A mulher que amei mais do que a vida,
que me deu todos os malmequeres da existência,
está numa cadeira,
não fala,
não compreende o que se lhe diz,
a não ser em pequenos, grandes momentos quando vejo em seus olhos a percepção que sou eu, o marido que está ali, a tratar dela,
a chorar com ela.
E, no intervalo desses momentos, estou aqui, falando convosco para vos fazer entender como nos devemos entregar.
Já perceberam, exactamente, o que quero dizer.
Que a minha mulher nunca vai deixar de ser minha,
foi a companheira,
o que vulgarmente dizemos: “a mulher da nossa vida”.
Aquela que, mesmo que desapareça do convívio,
não podemos procurar outra para a substituir.
E sabem porquê?
Porque seríamos falsos e quem amou não o pode ser...
Se e quando estivéssemos com outra mulher só procuraríamos os
pequenos pormenores daquela que foi a tal mulher da nossa vida.
Ficamos amarrados ao rio.

Sinceramente, espero, para o rio da eternidade,
onde a barca corte o nevoeiro e repouse junto das giestas douradas.
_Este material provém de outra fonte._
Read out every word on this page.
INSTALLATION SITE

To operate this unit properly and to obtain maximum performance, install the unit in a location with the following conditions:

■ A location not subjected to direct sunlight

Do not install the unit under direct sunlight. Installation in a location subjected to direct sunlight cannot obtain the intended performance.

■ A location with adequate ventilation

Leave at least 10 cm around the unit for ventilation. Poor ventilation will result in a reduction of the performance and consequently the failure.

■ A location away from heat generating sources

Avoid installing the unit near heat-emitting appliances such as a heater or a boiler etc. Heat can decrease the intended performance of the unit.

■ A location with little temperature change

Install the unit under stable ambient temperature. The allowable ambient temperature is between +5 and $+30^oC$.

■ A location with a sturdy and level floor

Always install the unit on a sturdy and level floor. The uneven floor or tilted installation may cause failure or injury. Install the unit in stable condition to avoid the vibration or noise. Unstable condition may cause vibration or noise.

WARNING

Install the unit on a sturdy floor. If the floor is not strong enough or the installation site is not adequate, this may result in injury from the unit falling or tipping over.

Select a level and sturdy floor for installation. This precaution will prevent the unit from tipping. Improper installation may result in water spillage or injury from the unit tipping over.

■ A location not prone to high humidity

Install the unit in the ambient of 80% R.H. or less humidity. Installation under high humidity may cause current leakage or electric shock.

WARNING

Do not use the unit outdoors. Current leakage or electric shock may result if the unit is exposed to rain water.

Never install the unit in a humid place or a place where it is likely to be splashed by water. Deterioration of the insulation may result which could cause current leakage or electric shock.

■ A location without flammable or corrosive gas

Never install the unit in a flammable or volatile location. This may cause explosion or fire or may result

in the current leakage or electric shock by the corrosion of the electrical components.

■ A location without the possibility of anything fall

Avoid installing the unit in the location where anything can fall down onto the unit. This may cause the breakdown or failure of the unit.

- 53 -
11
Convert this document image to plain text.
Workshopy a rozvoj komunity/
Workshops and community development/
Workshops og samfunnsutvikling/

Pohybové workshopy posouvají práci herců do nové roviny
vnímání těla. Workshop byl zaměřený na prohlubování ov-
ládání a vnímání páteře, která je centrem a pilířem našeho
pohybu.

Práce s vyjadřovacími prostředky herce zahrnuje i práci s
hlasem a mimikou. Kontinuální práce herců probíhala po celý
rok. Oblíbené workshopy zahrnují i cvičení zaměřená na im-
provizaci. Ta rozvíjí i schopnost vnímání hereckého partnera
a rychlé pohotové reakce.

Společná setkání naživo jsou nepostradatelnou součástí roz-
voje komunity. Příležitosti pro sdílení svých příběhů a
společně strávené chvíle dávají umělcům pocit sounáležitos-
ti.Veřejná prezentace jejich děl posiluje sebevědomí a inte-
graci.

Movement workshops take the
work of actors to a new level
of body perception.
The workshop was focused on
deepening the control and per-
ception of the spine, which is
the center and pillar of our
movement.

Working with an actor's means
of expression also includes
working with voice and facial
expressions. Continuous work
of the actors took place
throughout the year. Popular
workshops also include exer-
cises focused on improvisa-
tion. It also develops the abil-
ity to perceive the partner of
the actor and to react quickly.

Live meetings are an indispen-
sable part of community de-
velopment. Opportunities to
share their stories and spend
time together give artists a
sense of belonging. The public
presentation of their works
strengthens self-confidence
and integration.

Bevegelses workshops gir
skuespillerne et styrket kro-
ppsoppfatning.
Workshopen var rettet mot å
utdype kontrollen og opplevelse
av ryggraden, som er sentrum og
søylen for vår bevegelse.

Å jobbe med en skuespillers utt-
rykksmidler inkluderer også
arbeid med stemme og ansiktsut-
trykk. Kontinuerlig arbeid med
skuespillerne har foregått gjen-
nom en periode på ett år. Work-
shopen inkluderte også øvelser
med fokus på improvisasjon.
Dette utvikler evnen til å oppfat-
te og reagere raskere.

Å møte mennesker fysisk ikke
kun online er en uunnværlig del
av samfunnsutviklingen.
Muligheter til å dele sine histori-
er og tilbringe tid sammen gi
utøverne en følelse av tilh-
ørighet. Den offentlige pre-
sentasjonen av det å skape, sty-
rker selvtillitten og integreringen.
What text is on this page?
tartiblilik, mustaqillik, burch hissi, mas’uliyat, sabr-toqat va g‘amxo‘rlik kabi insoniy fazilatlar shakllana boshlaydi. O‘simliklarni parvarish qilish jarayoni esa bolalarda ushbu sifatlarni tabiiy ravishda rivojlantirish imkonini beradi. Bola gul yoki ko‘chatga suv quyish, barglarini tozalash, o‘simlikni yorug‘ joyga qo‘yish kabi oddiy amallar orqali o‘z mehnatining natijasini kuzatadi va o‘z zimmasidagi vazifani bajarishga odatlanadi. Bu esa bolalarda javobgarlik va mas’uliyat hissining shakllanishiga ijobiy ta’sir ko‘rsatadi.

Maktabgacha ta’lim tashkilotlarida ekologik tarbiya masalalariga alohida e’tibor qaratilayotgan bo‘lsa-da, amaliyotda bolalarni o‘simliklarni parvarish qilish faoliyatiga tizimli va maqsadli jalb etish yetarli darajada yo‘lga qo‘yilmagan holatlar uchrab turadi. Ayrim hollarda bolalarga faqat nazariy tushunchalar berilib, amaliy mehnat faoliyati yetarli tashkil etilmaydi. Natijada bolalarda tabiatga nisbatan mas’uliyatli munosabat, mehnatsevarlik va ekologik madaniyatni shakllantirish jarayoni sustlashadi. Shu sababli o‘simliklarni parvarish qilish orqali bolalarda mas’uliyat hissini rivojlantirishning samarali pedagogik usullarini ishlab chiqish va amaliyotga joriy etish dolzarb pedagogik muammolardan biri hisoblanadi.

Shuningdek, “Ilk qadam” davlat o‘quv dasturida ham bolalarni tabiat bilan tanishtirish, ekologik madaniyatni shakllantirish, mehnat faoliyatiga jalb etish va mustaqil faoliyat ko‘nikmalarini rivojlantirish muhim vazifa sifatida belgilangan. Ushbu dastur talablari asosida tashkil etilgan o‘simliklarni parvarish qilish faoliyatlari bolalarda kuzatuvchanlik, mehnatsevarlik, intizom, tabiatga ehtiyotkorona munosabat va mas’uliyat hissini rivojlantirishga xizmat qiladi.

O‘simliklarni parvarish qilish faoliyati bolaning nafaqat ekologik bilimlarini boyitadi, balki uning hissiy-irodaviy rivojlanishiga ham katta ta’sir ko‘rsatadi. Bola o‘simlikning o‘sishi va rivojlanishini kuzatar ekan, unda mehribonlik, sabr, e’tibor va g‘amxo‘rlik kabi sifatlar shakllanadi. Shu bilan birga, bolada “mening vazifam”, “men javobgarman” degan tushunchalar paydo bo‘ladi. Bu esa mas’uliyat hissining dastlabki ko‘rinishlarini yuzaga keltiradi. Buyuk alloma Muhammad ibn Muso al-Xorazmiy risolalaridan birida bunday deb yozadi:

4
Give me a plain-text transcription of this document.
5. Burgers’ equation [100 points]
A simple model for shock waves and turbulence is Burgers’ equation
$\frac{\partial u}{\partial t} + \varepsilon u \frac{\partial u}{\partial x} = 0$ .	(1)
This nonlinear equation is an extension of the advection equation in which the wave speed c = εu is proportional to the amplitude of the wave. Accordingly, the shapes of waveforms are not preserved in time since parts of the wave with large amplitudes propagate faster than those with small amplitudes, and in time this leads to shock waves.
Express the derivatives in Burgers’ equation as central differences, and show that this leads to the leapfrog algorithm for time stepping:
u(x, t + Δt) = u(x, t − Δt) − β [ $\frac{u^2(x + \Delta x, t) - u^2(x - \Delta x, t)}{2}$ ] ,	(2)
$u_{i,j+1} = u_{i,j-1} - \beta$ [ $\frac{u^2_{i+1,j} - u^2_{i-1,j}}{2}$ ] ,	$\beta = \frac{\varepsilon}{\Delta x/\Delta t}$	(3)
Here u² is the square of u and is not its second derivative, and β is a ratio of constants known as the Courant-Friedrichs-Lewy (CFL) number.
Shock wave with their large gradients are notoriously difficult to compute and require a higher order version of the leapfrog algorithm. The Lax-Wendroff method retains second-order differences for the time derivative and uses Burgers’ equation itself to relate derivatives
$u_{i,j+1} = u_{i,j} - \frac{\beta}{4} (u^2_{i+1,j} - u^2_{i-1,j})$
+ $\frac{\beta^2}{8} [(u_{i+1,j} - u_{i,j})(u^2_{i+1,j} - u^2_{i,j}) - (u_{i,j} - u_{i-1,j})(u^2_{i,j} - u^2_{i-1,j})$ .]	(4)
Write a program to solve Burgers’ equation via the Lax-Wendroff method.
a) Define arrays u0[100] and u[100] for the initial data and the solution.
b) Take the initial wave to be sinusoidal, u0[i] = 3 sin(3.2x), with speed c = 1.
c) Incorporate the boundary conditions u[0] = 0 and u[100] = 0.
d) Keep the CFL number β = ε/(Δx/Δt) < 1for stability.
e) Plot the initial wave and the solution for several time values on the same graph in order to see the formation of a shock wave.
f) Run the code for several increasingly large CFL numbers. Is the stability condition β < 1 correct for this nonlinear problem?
Bom! Agora é que me perdi.
Claro que me perco todos os dias.
Ao chorar com ela,
recordando o tal momentinho, um atrás do outro,
perco alguns segundos da vida terrena que ainda vou tendo,
mas é tão bom chorar por amor...
E essa perda é uma enorme, enorme sensação de ganho, por estarmos a dar!
Sabem que dar é óptimo?
Quem não concordar com isto é porque, na sua vida ainda não deu o suficiente.
Dar, acreditando que o outro precisa do que nós temos,
é um archote que só o coração acende.
E se dermos o que nós próprios poderemos precisar no futuro,
o sentimento é muito maior.
É o nosso lugar de silencio.
É o barulho desfazer-se na onda que marea.
É o consumar da nossa paixão.

E se a vida esperou por mim não me importo que, na meta, exista uma cruz.